By Yannis Floulis
TRIKALA, Greece (Reuters) – Greece on Tuesday tested a drone to deliver medicines to isolated places in an environmentally friendly way, sending the unmanned vehicle to a 200-person village.
The red drone with four rotor blades took off from the northwestern Greek city of Trikala and flew 3 kilometers (0.5 miles) to Leptokarya. It made two stops, landing outside a pharmacy and in a farmer’s field.
A pharmacy staff member unloaded the medicine from a storage compartment on the drone, and it took off again.
“Technology can give real solutions to real problems that we have today.

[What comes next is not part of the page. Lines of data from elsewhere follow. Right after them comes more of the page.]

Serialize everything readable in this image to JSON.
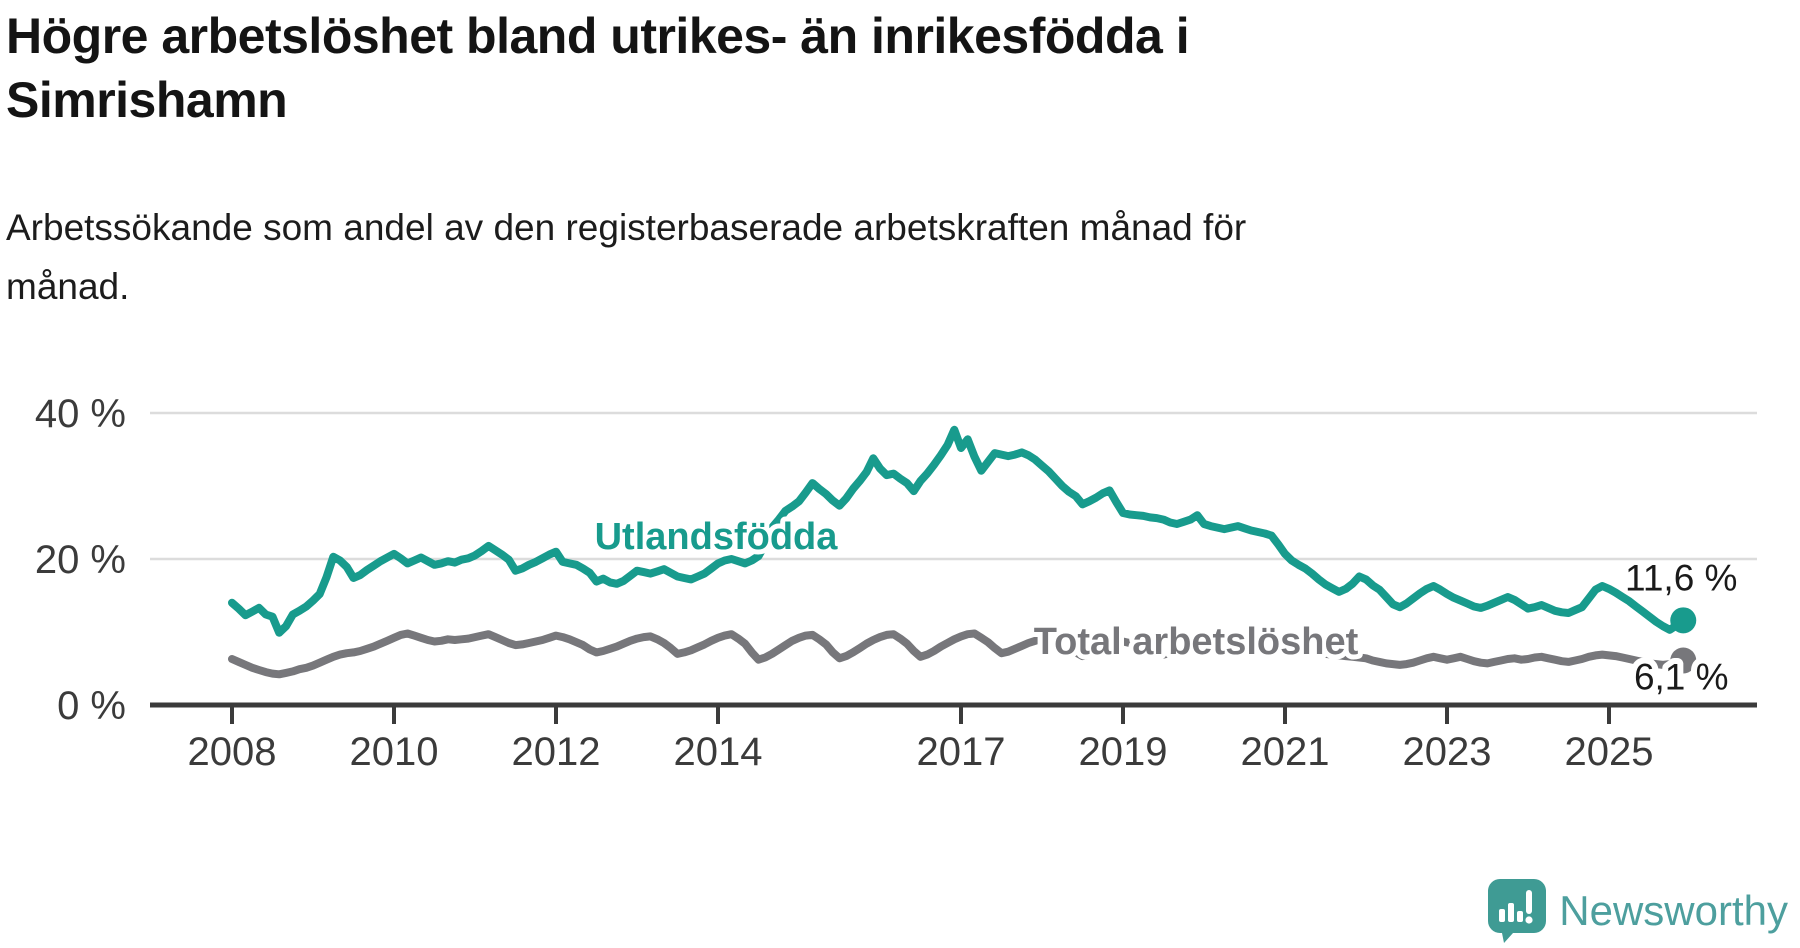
{
  "title": "Högre arbetslöshet bland utrikes- än inrikesfödda i\nSimrishamn",
  "subtitle": "Arbetssökande som andel av den registerbaserade arbetskraften månad för\nmånad.",
  "colors": {
    "foreign_born": "#189b8d",
    "total": "#77777b",
    "grid": "#dcdcdc",
    "axis": "#3b3b3b",
    "tick_text": "#3b3b3b",
    "value_text": "#1a1a1a",
    "logo_bubble": "#3f9b94",
    "logo_text": "#4d9f9e"
  },
  "chart_data": {
    "type": "line",
    "x_start_year": 2008,
    "points_per_year": 12,
    "xlabel": "",
    "ylabel": "",
    "ylim": [
      0,
      40
    ],
    "grid": "horizontal",
    "yticks": [
      {
        "value": 0,
        "label": "0 %"
      },
      {
        "value": 20,
        "label": "20 %"
      },
      {
        "value": 40,
        "label": "40 %"
      }
    ],
    "xticks": [
      {
        "year": 2008,
        "label": "2008"
      },
      {
        "year": 2010,
        "label": "2010"
      },
      {
        "year": 2012,
        "label": "2012"
      },
      {
        "year": 2014,
        "label": "2014"
      },
      {
        "year": 2017,
        "label": "2017"
      },
      {
        "year": 2019,
        "label": "2019"
      },
      {
        "year": 2021,
        "label": "2021"
      },
      {
        "year": 2023,
        "label": "2023"
      },
      {
        "year": 2025,
        "label": "2025"
      }
    ],
    "series": [
      {
        "name": "Utlandsfödda",
        "end_label": "11,6 %",
        "values": [
          14.0,
          13.2,
          12.3,
          12.8,
          13.3,
          12.4,
          12.1,
          9.9,
          10.8,
          12.4,
          12.9,
          13.5,
          14.3,
          15.2,
          17.5,
          20.3,
          19.8,
          18.9,
          17.4,
          17.8,
          18.5,
          19.1,
          19.7,
          20.2,
          20.7,
          20.1,
          19.4,
          19.8,
          20.2,
          19.7,
          19.2,
          19.4,
          19.7,
          19.5,
          19.9,
          20.1,
          20.5,
          21.1,
          21.8,
          21.2,
          20.6,
          19.9,
          18.4,
          18.7,
          19.2,
          19.6,
          20.1,
          20.6,
          21.0,
          19.6,
          19.4,
          19.2,
          18.7,
          18.1,
          16.9,
          17.3,
          16.8,
          16.6,
          17.0,
          17.7,
          18.4,
          18.2,
          18.0,
          18.3,
          18.6,
          18.1,
          17.6,
          17.4,
          17.2,
          17.6,
          18.0,
          18.7,
          19.4,
          19.8,
          20.0,
          19.7,
          19.4,
          19.8,
          20.4,
          22.0,
          24.3,
          25.4,
          26.6,
          27.2,
          27.9,
          29.1,
          30.4,
          29.6,
          28.9,
          28.0,
          27.3,
          28.3,
          29.6,
          30.7,
          31.9,
          33.8,
          32.4,
          31.5,
          31.7,
          31.0,
          30.4,
          29.3,
          30.7,
          31.7,
          32.9,
          34.2,
          35.6,
          37.7,
          35.2,
          36.4,
          34.0,
          32.1,
          33.3,
          34.5,
          34.3,
          34.1,
          34.3,
          34.6,
          34.2,
          33.6,
          32.8,
          32.0,
          31.0,
          30.0,
          29.2,
          28.6,
          27.5,
          27.9,
          28.4,
          29.0,
          29.4,
          27.8,
          26.3,
          26.1,
          26.0,
          25.9,
          25.7,
          25.6,
          25.4,
          25.0,
          24.8,
          25.1,
          25.4,
          26.0,
          24.8,
          24.5,
          24.3,
          24.1,
          24.3,
          24.5,
          24.2,
          23.9,
          23.7,
          23.5,
          23.2,
          22.0,
          20.7,
          19.8,
          19.2,
          18.7,
          18.0,
          17.2,
          16.5,
          16.0,
          15.5,
          15.9,
          16.6,
          17.6,
          17.2,
          16.4,
          15.8,
          14.8,
          13.8,
          13.4,
          13.9,
          14.6,
          15.3,
          15.9,
          16.3,
          15.8,
          15.2,
          14.7,
          14.3,
          13.9,
          13.5,
          13.3,
          13.6,
          14.0,
          14.4,
          14.8,
          14.4,
          13.8,
          13.2,
          13.4,
          13.7,
          13.3,
          12.9,
          12.7,
          12.6,
          13.0,
          13.4,
          14.6,
          15.8,
          16.3,
          15.9,
          15.4,
          14.8,
          14.2,
          13.5,
          12.8,
          12.1,
          11.4,
          10.8,
          10.3,
          10.9,
          11.6
        ]
      },
      {
        "name": "Total arbetslöshet",
        "end_label": "6,1 %",
        "values": [
          6.3,
          5.9,
          5.5,
          5.1,
          4.8,
          4.5,
          4.3,
          4.2,
          4.4,
          4.6,
          4.9,
          5.1,
          5.4,
          5.8,
          6.2,
          6.6,
          6.9,
          7.1,
          7.2,
          7.4,
          7.7,
          8.0,
          8.4,
          8.8,
          9.2,
          9.6,
          9.8,
          9.5,
          9.2,
          8.9,
          8.7,
          8.8,
          9.0,
          8.9,
          9.0,
          9.1,
          9.3,
          9.5,
          9.7,
          9.3,
          8.9,
          8.5,
          8.2,
          8.3,
          8.5,
          8.7,
          8.9,
          9.2,
          9.5,
          9.3,
          9.0,
          8.6,
          8.2,
          7.6,
          7.2,
          7.4,
          7.7,
          8.0,
          8.4,
          8.8,
          9.1,
          9.3,
          9.4,
          9.0,
          8.5,
          7.8,
          7.0,
          7.2,
          7.5,
          7.9,
          8.3,
          8.8,
          9.2,
          9.5,
          9.7,
          9.1,
          8.4,
          7.2,
          6.2,
          6.5,
          7.0,
          7.6,
          8.2,
          8.8,
          9.2,
          9.5,
          9.6,
          9.0,
          8.3,
          7.2,
          6.4,
          6.7,
          7.2,
          7.8,
          8.4,
          8.9,
          9.3,
          9.6,
          9.7,
          9.1,
          8.4,
          7.4,
          6.6,
          6.9,
          7.4,
          8.0,
          8.5,
          9.0,
          9.4,
          9.7,
          9.8,
          9.2,
          8.6,
          7.8,
          7.1,
          7.3,
          7.7,
          8.1,
          8.5,
          8.8,
          9.1,
          8.9,
          8.6,
          8.2,
          7.8,
          7.2,
          6.7,
          6.9,
          7.2,
          7.6,
          8.0,
          8.4,
          8.7,
          8.5,
          8.2,
          7.9,
          7.6,
          7.2,
          6.9,
          7.1,
          7.4,
          7.7,
          8.0,
          8.2,
          8.4,
          8.3,
          8.1,
          8.0,
          7.8,
          7.7,
          7.6,
          7.7,
          7.8,
          7.8,
          7.9,
          8.0,
          8.1,
          7.9,
          7.7,
          7.5,
          7.3,
          7.1,
          7.0,
          6.9,
          6.8,
          6.7,
          6.6,
          6.5,
          6.4,
          6.1,
          5.9,
          5.7,
          5.6,
          5.5,
          5.6,
          5.8,
          6.1,
          6.4,
          6.6,
          6.4,
          6.2,
          6.4,
          6.6,
          6.3,
          6.0,
          5.8,
          5.7,
          5.9,
          6.1,
          6.3,
          6.4,
          6.2,
          6.3,
          6.5,
          6.6,
          6.4,
          6.2,
          6.0,
          5.9,
          6.1,
          6.3,
          6.6,
          6.8,
          6.9,
          6.8,
          6.7,
          6.5,
          6.3,
          6.1,
          5.9,
          5.7,
          5.6,
          5.5,
          5.6,
          5.8,
          6.1
        ]
      }
    ]
  },
  "logo": {
    "wordmark": "Newsworthy"
  }
}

Today we transported medicines to a pharmacy nearby, tomorrow it could be to transport medicines to some emergency,” said Trikala Mayor Dimitris Papastergiou.
The EU-funded program called Harmony aims to use low carbon and less resource intensive solutions for transport.
The drone program is intended to serve people with mobility issues, isolated villages and homes and sites of emergencies. Officials said the project is particularly crucial during the COVID-19 pandemic.
“It concerns situations where immediate help will be needed, or people and places that are isolated,” said Dimitris Anastasiou, president of the Trikala pharmacists’ association.
The Harmony program, which also has autonomous vehicles, will be tested in six cities in Europe and Britain.